According to a New York Times article by David Brooks, researchers who’ve assessed people’s well-being found that in our 20s we rate ourselves highly, we feel invincible—we are ready to conquer life. However, this becomes short-lived because once we age and reach our 50s there is a dramatic shift in attitude, people become sadder. People in those age groups are still dealing with stressful work situations and challenges; they’re worried about their retirement and whether they will have enough money to survive; sending their children off to college; paying off their mortgage bill and perhaps still trying to prove themselves. Once people have reached their golden years, all of those old challenges diminish. There are new challenges of course, but this is when things become interesting because older people are so much better at addressing those issues.
The same goes for our fear of death, we become better at handling the idea of death whether we are deeply religious or nonbelievers. Among many elderly who have been interviewed about the subject matter of death it seems that they’ve made peace with the idea, they will find out sooner or later so there is no reason to worry about it now. The only thing that worries them about death is getting their affairs settled so that their family members are left with a neat and orderly estate. Other than that, in their 80s people feel extremely happy! I did not take into consideration debilitating illness that keeps some people in bed and depressed for the majority of their golden years, but for the purpose of this article it wasn’t necessary to do so.
So in our 80s we finally learn to master the ability to see the same situation from a number of perspectives. Life experience gives us the tools to navigate between perspectives. We become pros at bifocalism. With age comes enlightenment and you no longer treat life’s hurdles with the same sense of panic as when you were younger—you learn that no matter what, in most instances, life goes on.
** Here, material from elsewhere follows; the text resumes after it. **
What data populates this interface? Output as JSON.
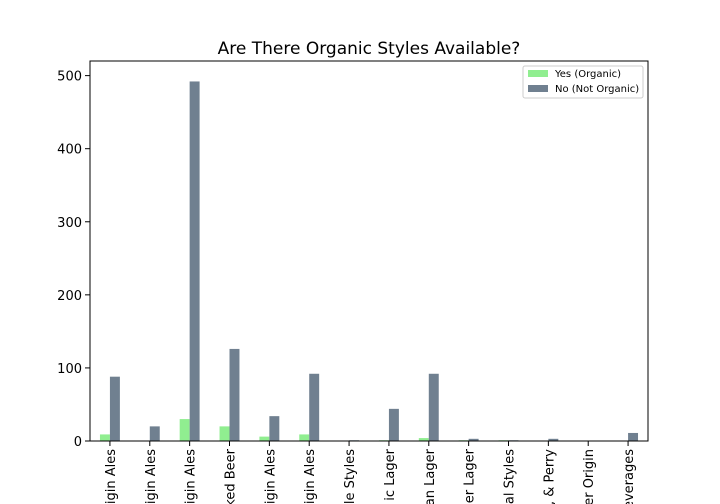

In our old age our brain starts deteriorating in many different ways, but the positive aspect of aging is the fact that we have a new found empathy and an ability to feel positive and happy. As for those elderly people who like to treat the rest of us like shit, they were probably just as moody and nasty when they were younger.
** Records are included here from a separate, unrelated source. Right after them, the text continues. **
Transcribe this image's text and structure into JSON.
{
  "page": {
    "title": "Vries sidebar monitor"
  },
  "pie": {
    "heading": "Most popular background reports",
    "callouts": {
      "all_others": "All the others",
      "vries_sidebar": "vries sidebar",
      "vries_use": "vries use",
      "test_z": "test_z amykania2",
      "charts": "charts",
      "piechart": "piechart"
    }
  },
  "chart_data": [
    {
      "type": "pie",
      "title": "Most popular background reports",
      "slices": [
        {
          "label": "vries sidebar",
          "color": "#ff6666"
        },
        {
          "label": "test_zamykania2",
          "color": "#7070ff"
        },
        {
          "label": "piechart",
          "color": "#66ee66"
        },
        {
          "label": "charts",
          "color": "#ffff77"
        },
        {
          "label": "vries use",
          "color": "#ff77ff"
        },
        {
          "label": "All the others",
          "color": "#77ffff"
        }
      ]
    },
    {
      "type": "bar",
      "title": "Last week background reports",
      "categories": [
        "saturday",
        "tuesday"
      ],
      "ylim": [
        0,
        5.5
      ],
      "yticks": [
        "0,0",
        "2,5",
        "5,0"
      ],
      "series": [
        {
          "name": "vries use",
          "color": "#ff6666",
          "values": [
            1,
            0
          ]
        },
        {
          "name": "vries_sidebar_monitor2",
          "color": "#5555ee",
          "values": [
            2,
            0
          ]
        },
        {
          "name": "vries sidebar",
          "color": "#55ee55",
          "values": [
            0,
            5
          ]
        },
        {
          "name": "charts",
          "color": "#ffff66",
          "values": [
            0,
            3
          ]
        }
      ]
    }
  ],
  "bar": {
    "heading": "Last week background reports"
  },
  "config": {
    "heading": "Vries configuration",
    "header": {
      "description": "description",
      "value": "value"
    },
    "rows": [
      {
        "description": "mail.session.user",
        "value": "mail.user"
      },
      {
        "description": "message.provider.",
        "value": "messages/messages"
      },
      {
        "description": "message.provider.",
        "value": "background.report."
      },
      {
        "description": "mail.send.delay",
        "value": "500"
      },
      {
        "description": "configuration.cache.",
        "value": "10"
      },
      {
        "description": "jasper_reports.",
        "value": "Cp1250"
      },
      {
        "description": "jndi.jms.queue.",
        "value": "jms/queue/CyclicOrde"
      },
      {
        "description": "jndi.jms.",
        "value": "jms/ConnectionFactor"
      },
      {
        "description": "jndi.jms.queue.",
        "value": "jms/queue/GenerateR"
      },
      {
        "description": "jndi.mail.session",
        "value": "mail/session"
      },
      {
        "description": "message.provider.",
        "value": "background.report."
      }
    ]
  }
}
I digress here, but one characteristic of Woody Allen movies is the artful way in which his characters express their ideas of death. Of course I see this as an extension of Woody’s own fear of death and it’s something that has drawn me to his work; I feel a sense of relief that someone else knows exactly how I feel. But after learning all this new information about aging, I wonder whether in his 80s Woody’s characters will start expressing new ideas about death, or whether there will even be any mention of it? More interestingly, when I’m 80 and I watch an old Woody Allen film that discusses death, I wonder whether it will generate that same old feeling of awe that I’m not alone with my depressing thoughts, or will I just brush it off as a fragment of my old philosophies that have since become insignificant. In any case, I hope that I won’t be that arrogant, older woman who chooses to discuss the movie at the top of her lungs, regardless of the fact that there are other people around me. I hope that my hair is not purple or blue, and that my grandchildren pluck those unwanted hairs off my face and that I go to bed at night with nothing else but pleasant dreams.